In the report from the European Recovered Paper Association’s President Merja Helander of Finland, she argued: “The paper and board industry is changing the product line of machines from graphic to board production with such a speed that, one day, we will see overcapacity in these products.”

Summarising market developments with a particular focus on China, BIR President and Paper Division Honorary President Ranjit Baxi of J&H Sales International noted that the country’s imports of American recovered fibre had jumped 15% from the first quarter of 2015 to the corresponding period of this year whereas European shipments to China had increased by just 2% when making the same comparison. This prompted Mr Baxi to ask whether Europe was showing signs of losing an all-important focus on quality. Concerns about recovered paper quality, and specifically the decline in fibre strength, were also voiced by guest speaker Stefan Geibel, Managing Director of Veolia Umweltservice Wertstoffmanagement GmbH in Germany.
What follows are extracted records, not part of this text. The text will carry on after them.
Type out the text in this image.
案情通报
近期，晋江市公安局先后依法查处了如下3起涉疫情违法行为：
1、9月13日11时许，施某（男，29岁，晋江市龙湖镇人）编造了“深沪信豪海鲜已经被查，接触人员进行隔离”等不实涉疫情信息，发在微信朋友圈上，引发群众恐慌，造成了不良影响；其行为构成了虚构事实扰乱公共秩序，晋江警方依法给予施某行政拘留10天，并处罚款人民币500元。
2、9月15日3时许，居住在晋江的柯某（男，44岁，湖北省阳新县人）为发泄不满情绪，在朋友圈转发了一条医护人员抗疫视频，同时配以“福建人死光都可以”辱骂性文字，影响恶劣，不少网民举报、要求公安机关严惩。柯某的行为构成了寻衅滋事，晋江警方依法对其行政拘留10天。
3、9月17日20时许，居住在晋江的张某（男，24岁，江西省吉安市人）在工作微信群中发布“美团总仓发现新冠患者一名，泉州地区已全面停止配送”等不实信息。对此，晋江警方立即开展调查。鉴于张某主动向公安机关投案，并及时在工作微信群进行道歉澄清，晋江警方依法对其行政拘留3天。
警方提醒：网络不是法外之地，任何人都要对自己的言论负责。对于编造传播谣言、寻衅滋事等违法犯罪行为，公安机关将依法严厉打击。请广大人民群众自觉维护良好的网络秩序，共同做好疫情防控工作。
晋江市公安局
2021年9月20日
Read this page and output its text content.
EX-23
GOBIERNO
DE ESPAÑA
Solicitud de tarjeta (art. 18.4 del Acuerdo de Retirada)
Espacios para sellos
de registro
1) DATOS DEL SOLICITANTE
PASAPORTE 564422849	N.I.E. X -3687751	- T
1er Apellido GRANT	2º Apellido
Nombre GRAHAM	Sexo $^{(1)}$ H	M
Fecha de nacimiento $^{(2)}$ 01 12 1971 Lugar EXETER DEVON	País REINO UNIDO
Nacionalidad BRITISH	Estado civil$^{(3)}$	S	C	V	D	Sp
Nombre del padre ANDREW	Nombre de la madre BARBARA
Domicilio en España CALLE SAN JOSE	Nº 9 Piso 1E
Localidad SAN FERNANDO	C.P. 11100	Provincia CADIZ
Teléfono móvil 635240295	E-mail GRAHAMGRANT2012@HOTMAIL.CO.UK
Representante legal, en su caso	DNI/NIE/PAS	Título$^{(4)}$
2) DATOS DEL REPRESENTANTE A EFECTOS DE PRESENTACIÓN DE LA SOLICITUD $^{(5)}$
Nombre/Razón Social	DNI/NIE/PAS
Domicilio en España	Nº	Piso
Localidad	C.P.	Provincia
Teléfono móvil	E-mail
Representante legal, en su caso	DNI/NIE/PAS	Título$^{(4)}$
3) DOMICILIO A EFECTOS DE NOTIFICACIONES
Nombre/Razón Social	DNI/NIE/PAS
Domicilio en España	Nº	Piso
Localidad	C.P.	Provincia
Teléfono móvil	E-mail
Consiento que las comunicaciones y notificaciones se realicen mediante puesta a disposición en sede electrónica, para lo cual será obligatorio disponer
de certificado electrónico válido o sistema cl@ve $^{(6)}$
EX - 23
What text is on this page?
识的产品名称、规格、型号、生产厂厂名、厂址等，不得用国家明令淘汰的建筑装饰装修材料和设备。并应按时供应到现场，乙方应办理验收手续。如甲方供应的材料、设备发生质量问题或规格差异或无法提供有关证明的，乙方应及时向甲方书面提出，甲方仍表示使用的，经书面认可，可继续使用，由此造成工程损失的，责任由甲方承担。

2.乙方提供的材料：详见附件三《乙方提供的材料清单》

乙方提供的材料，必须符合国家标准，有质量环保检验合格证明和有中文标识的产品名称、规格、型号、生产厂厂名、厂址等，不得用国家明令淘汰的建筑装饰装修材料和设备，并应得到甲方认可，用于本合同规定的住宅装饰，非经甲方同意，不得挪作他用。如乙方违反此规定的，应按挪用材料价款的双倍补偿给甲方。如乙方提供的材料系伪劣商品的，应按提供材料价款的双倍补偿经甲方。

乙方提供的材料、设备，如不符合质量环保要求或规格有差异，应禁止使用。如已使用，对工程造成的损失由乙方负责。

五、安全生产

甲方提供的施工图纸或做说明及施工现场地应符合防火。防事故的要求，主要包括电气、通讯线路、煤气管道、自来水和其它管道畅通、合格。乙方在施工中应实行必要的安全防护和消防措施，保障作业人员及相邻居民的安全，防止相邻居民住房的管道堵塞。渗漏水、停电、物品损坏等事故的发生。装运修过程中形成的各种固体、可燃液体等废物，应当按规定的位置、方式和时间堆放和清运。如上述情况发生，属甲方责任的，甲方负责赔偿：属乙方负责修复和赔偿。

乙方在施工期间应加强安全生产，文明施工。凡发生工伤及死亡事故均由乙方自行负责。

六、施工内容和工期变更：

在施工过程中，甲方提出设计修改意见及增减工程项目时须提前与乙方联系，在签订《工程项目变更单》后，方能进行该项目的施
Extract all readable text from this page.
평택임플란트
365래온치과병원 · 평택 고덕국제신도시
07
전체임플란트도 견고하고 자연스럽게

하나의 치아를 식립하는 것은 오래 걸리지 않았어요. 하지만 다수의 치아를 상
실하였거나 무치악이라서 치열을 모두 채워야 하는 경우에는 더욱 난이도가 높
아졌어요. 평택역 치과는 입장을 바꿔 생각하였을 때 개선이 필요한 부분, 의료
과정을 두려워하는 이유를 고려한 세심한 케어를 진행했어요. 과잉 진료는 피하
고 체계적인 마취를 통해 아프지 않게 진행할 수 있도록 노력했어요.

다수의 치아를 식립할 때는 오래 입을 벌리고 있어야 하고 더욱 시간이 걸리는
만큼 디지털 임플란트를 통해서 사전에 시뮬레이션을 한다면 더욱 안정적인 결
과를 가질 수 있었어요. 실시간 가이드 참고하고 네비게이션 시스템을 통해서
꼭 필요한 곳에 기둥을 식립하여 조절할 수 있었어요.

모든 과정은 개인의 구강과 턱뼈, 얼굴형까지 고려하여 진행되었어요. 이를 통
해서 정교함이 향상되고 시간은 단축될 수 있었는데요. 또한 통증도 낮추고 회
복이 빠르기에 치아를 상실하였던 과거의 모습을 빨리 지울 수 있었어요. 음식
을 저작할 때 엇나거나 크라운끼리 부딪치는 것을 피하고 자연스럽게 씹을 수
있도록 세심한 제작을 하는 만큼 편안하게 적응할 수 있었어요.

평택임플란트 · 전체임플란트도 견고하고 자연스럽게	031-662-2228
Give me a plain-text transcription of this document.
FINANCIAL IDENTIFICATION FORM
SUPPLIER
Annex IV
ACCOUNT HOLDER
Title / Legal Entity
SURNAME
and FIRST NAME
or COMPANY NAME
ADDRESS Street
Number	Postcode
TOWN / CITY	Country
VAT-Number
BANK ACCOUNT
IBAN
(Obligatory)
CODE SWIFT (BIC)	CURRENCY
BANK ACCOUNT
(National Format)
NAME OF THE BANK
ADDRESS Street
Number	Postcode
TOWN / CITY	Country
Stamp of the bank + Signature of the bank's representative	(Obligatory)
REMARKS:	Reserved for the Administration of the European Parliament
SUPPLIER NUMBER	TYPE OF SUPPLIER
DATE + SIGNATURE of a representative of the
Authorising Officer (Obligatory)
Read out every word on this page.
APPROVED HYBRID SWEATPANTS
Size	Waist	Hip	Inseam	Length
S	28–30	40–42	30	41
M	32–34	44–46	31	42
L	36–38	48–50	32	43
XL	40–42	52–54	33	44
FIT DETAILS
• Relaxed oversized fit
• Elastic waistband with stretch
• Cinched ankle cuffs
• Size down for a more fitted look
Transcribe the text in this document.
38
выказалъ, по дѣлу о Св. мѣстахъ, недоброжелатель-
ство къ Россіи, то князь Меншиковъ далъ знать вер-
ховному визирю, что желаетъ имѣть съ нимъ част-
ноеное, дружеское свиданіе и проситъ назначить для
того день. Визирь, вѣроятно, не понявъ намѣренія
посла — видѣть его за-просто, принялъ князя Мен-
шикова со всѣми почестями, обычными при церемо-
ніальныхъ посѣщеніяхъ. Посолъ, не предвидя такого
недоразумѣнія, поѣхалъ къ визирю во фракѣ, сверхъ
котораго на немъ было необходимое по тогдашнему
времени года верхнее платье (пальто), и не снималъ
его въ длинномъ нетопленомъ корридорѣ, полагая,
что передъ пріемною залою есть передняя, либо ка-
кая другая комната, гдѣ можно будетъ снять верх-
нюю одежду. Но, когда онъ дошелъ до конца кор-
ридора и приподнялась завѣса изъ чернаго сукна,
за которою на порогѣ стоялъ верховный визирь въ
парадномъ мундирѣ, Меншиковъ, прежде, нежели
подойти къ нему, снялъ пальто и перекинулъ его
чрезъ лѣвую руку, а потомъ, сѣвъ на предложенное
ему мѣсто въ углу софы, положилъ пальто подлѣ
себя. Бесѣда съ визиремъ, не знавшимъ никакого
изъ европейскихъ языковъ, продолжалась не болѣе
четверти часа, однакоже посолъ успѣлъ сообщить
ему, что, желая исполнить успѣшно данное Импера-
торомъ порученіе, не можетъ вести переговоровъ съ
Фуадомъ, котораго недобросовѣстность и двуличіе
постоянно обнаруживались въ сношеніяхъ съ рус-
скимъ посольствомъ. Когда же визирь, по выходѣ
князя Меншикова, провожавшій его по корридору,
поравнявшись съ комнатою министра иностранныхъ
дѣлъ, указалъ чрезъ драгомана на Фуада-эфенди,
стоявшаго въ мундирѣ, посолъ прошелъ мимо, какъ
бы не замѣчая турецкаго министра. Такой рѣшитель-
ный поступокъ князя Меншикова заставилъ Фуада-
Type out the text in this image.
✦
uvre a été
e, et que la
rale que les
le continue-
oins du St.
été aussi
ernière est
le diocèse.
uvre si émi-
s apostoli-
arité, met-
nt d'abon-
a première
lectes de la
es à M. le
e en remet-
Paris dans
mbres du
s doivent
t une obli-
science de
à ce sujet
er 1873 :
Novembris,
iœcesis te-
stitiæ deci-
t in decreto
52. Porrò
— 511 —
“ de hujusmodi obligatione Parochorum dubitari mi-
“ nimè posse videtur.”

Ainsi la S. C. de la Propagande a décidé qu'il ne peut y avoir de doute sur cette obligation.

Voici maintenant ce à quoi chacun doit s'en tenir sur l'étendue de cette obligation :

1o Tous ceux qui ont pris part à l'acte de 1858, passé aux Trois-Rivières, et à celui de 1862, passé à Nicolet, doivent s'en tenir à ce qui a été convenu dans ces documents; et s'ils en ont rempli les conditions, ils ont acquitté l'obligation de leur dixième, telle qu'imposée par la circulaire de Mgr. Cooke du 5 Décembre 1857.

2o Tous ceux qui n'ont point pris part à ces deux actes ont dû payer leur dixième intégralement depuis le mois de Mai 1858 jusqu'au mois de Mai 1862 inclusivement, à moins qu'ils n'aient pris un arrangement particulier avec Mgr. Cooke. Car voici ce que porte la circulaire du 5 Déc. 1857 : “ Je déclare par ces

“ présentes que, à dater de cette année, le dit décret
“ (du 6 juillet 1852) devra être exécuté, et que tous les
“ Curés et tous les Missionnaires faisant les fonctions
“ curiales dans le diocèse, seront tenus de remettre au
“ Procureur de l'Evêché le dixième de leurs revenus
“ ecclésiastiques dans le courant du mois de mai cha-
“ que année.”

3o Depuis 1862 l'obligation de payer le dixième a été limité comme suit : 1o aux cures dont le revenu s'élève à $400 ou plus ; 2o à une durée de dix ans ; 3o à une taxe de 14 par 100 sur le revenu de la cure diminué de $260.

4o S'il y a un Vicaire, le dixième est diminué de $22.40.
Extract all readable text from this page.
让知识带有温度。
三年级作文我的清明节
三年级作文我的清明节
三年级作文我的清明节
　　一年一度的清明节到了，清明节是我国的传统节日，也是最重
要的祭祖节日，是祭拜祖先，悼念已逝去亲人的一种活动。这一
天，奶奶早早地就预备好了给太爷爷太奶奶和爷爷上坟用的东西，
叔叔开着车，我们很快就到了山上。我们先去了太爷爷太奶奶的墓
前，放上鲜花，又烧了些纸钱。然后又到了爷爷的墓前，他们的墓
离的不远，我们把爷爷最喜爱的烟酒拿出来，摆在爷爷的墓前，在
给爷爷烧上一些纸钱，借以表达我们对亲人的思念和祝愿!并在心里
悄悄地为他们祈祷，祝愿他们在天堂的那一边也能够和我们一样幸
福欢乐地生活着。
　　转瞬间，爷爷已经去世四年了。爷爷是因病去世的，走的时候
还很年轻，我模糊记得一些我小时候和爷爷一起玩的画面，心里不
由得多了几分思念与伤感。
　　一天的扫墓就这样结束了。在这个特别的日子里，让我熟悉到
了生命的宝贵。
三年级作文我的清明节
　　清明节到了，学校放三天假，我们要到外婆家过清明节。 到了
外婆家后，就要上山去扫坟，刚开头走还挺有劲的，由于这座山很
The final guest presentation – delivered by John Paul Mackens, Business Development Manager (Europe) Secondary Raw Materials at Kühne + Nagel (AG & Co.) KG in Germany – focused on the SOLAS international maritime safety treaty and its impact on export shipments. With effect from July 1 this year, he confirmed, a shipper was required to declare a Verified Gross Mass (VGM) for all loaded containers, otherwise they would not be allowed on board the vessel.